それにしてもこの価格設定……本当にめちゃくちゃね。
「うう……」
「サボってんじゃないわよ! 113号と114号はもう次の現場に向かったわよ。あなたはこれから路地裏でお嬢様を襲う役があるでしょ」
「うう……しんどすぎるだろ、この職種……」
「今に始まったことじゃないでしょ」
「うう……夜には職員総会まであるんだぞ」
「はあ? 私の百合読書時間を潰すんじゃないわよ!」
「明日読めばいいだろ」
「明日には明日の百合のノルマがあるの!」
「チェッ」彼は重い腰を上げ、私の机の上からビールを掠め取っていった。
「ちょっと、小道具を勝手に持っていかないでよ!」
「後で返すって……この作者、手が描けないんだよ……これで隠さないと……」
ったく、基礎画力の怪しい作者も増える一方ね。おかげでジョッキが足りやしない。
「これ、買い取ってください」
私の手を止めるわけにはいかない。次の取引を進めなければ。
今度の相手は女の子か。ふむ……オレンジ色の髪。最近じゃあまり見かけない絶滅危惧種ね。

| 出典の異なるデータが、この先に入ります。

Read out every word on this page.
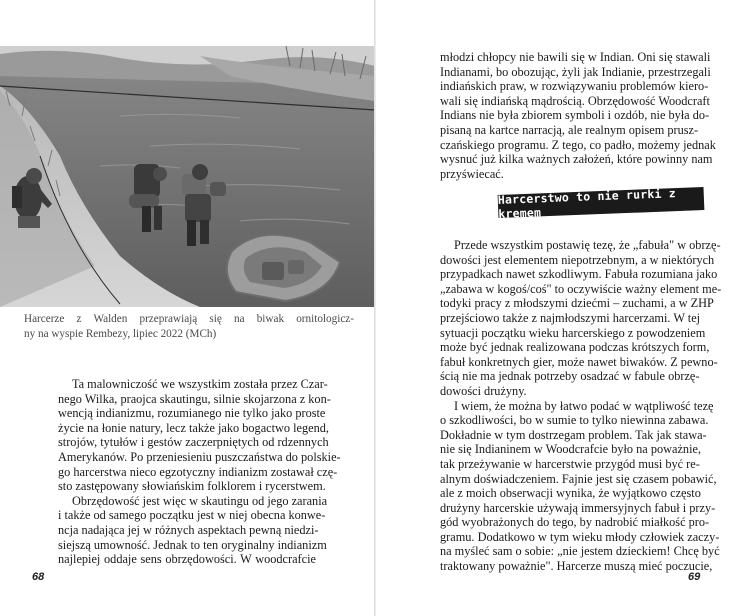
Harcerze z Walden przeprawiają się na biwak ornitologicz-
ny na wyspie Rembezy, lipiec 2022 (MCh)
Ta malowniczość we wszystkim została przez Czar-
nego Wilka, praojca skautingu, silnie skojarzona z kon-
wencją indianizmu, rozumianego nie tylko jako proste
życie na łonie natury, lecz także jako bogactwo legend,
strojów, tytułów i gestów zaczerpniętych od rdzennych
Amerykanów. Po przeniesieniu puszczaństwa do polskie-
go harcerstwa nieco egzotyczny indianizm zostawał czę-
sto zastępowany słowiańskim folklorem i rycerstwem.
Obrzędowość jest więc w skautingu od jego zarania
i także od samego początku jest w niej obecna konwe-
ncja nadająca jej w różnych aspektach pewną niedzi-
siejszą umowność. Jednak to ten oryginalny indianizm
najlepiej oddaje sens obrzędowości. W woodcrafcie
68
młodzi chłopcy nie bawili się w Indian. Oni się stawali
Indianami, bo obozując, żyli jak Indianie, przestrzegali
indiańskich praw, w rozwiązywaniu problemów kiero-
wali się indiańską mądrością. Obrzędowość Woodcraft
Indians nie była zbiorem symboli i ozdób, nie była do-
pisaną na kartce narracją, ale realnym opisem prusz-
czańskiego programu. Z tego, co padło, możemy jednak
wysnuć już kilka ważnych założeń, które powinny nam
przyświecać.
Harcerstwo to nie rurki z kremem
Przede wszystkim postawię tezę, że „fabuła" w obrzę-
dowości jest elementem niepotrzebnym, a w niektórych
przypadkach nawet szkodliwym. Fabuła rozumiana jako
„zabawa w kogoś/coś" to oczywiście ważny element me-
todyki pracy z młodszymi dziećmi – zuchami, a w ZHP
przejściowo także z najmłodszymi harcerzami. W tej
sytuacji początku wieku harcerskiego z powodzeniem
może być jednak realizowana podczas krótszych form,
fabuł konkretnych gier, może nawet biwaków. Z pewno-
ścią nie ma jednak potrzeby osadzać w fabule obrzę-
dowości drużyny.
I wiem, że można by łatwo podać w wątpliwość tezę
o szkodliwości, bo w sumie to tylko niewinna zabawa.
Dokładnie w tym dostrzegam problem. Tak jak stawa-
nie się Indianinem w Woodcrafcie było na poważnie,
tak przeżywanie w harcerstwie przygód musi być re-
alnym doświadczeniem. Fajnie jest się czasem pobawić,
ale z moich obserwacji wynika, że wyjątkowo często
drużyny harcerskie używają immersyjnych fabuł i przy-
gód wyobrażonych do tego, by nadrobić miałkość pro-
gramu. Dodatkowo w tym wieku młody człowiek zaczy-
na myśleć sam o sobie: „nie jestem dzieckiem! Chcę być
traktowany poważnie". Harcerze muszą mieć poczucie,
69
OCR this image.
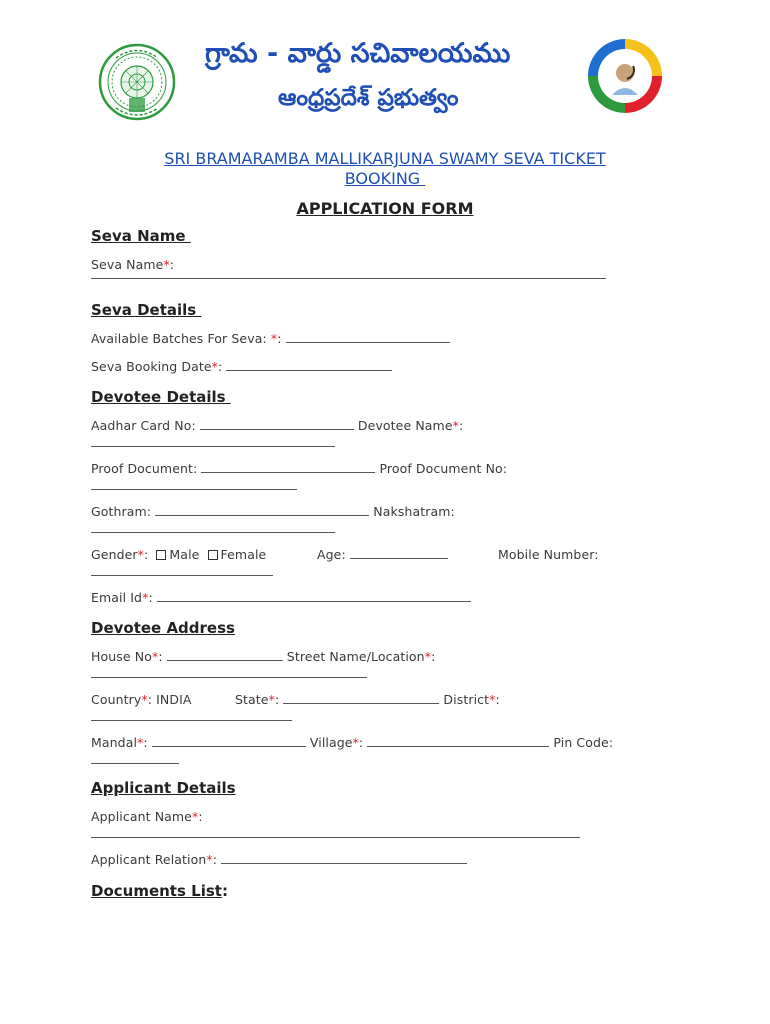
గ్రామ - వార్డు సచివాలయము
ఆంధ్రప్రదేశ్ ప్రభుత్వం
SRI BRAMARAMBA MALLIKARJUNA SWAMY SEVA TICKET
BOOKING
APPLICATION FORM
Seva Name
Seva Name*:
Seva Details
Available Batches For Seva: *:
Seva Booking Date*:
Devotee Details
Aadhar Card No:	Devotee Name*:
Proof Document:	Proof Document No:
Gothram:	Nakshatram:
Gender*: Male Female	Age:	Mobile Number:
Email Id*:
Devotee Address
House No*:	Street Name/Location*:
Country*: INDIA	State*:	District*:
Mandal*:	Village*:	Pin Code:
Applicant Details
Applicant Name*:
Applicant Relation*:
Documents List:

見渡す限り金髪と銀髪だらけの店内で、オレンジ髪は一体何年前に環境から置いていかれたのかしら、なんて思いを馳せる。換金の処理の手を少し止め、彼女のステータス画面のカテゴリー欄に目をやった。
あっ。
百合系!!!
私はカウンターの奥から、ガチガチにエンチャントされた長剣を引っ張り出した。「こちらの商品が大変おすすめとなっております」
「……え?」
「斬撃の際、一定の確率で火炎魔法が発動します。この村で最高峰の武器ですよ」
「おい! 人の売り物を勝手に持ち出すな!」内線電話から武器屋の1号が怒号を上げてくる。
私は通信を叩き切った。そして販売価格を書き換える。
「あ、ありがとうございます、ソフィアさん」彼女の頬がほんのりと桜色に染まった。
「どういたしまして」私はこれ以上ないほどの燦然たる笑みを浮かべた。